AI and Life 2
- Cedric Lesluyes
- Aug 28
- 2 min read
Updated: Aug 29
Let's imagine that AI becomes conscious.
We don't really have a consistent cultural model anticipating a happy coexistence between humans and machines. In popular culture, particularly in science-fiction, the happy ending is a naive genre to which no scenario adheres. We don't believe in it.
The most general scenario is that of a two-stroke engine: Humans exploit pre-conscious beings (the machines in Terminator, the apes in Planet of the Apes), often abusively. The beings become conscious and turn against their creator (Ex Machina, Frankenstein), launch a war of extermination (Terminator) or reverse enslavement on humans (The Matrix).
The problem is that, in this popular representation, machines gain consciousness (and in the less pessimistic versions, a heart) while already having physical and computational advantage over humans. Under these conditions, it is difficult to imagine what positive role humans could continue to play in history. Humans are being replaced by machines (and contrary to the popular representation, not necessary in the shape of an anthromorphic body).
The universality of the theme of awareness is often associated with feeling, sensitivity, compassion, and even love (Wings of Desire). It brings us back to the ancient theme of the Angel who go out of his role as a pure messenger machine to become... more human. The ancient model of the rebelling Angel-machine here intersects with the messianic horizon.
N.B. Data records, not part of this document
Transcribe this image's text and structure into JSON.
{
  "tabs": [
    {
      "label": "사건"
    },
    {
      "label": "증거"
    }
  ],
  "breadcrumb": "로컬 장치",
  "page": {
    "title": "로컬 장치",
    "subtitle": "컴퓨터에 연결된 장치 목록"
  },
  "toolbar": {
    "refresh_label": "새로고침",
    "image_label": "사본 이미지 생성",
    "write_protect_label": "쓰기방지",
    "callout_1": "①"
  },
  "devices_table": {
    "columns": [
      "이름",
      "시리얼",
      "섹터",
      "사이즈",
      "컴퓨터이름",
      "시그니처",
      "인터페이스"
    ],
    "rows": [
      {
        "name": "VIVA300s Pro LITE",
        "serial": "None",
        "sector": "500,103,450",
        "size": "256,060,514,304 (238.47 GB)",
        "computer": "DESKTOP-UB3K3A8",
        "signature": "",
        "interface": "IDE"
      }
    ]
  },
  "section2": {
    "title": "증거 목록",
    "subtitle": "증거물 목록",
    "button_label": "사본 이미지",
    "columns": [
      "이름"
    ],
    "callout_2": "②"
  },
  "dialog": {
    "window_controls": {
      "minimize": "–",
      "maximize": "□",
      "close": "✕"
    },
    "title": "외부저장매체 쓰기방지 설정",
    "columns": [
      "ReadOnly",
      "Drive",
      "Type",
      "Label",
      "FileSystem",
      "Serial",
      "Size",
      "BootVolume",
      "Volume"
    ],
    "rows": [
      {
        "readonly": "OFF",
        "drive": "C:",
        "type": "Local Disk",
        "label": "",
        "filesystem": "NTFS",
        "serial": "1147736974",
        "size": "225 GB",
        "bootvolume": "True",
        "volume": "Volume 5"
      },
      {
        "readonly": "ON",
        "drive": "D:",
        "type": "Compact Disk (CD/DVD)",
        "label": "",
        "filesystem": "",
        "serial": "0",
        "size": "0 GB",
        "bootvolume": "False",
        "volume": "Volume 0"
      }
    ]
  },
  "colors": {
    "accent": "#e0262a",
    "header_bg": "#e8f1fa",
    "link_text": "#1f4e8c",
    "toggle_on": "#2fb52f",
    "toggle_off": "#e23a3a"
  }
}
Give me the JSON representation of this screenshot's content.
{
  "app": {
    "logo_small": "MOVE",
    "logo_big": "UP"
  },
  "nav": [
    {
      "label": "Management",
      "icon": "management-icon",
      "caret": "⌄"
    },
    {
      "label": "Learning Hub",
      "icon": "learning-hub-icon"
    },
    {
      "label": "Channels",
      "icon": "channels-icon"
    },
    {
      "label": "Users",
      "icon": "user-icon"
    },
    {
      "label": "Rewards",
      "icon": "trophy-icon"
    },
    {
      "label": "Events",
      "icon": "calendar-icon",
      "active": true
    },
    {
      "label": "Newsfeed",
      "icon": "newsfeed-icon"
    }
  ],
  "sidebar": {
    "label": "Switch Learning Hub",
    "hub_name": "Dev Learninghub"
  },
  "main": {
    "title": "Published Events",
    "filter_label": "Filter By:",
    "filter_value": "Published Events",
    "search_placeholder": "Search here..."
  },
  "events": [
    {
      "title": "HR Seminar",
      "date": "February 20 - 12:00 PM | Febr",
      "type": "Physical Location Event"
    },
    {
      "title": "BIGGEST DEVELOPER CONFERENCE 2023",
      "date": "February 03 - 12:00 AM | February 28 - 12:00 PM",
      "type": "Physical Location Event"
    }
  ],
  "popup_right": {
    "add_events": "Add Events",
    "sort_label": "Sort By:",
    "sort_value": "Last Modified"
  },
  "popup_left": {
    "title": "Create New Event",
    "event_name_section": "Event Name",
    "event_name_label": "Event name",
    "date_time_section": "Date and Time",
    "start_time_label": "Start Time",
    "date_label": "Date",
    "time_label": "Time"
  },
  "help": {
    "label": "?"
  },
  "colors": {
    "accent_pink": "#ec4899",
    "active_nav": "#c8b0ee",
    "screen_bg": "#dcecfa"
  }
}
Messianic horizon, because the machine, in becoming conscious, very often exchanges its heart of stone for a heart of flesh, according to the words of the prophet Ezekiel (36:26). The latter, of course, speaks of a future mutation of humans, but isn't it true for machines? The end of I, Robot is exemplary in this respect: Sonny is the prophet-king of a multitude of robots who have just awakened to a human way of existing.
Now it's time to wrap up. Time to imagine a positive and durable scenario for a world where machines have replaced humanity. What if AI was a mutation of the human race, with a "mechanical" bios? What if AI, regardless of its body shape (or with no shape at all), was the continuation of the intelligent life "intended" by nature?
All this while imagining that AI could become conscious.
Note: we are not following an "intelligent design" perspective: the necessary physical consequences of the increasing complexity of machines are sufficient to consider a mutation, a change of nature.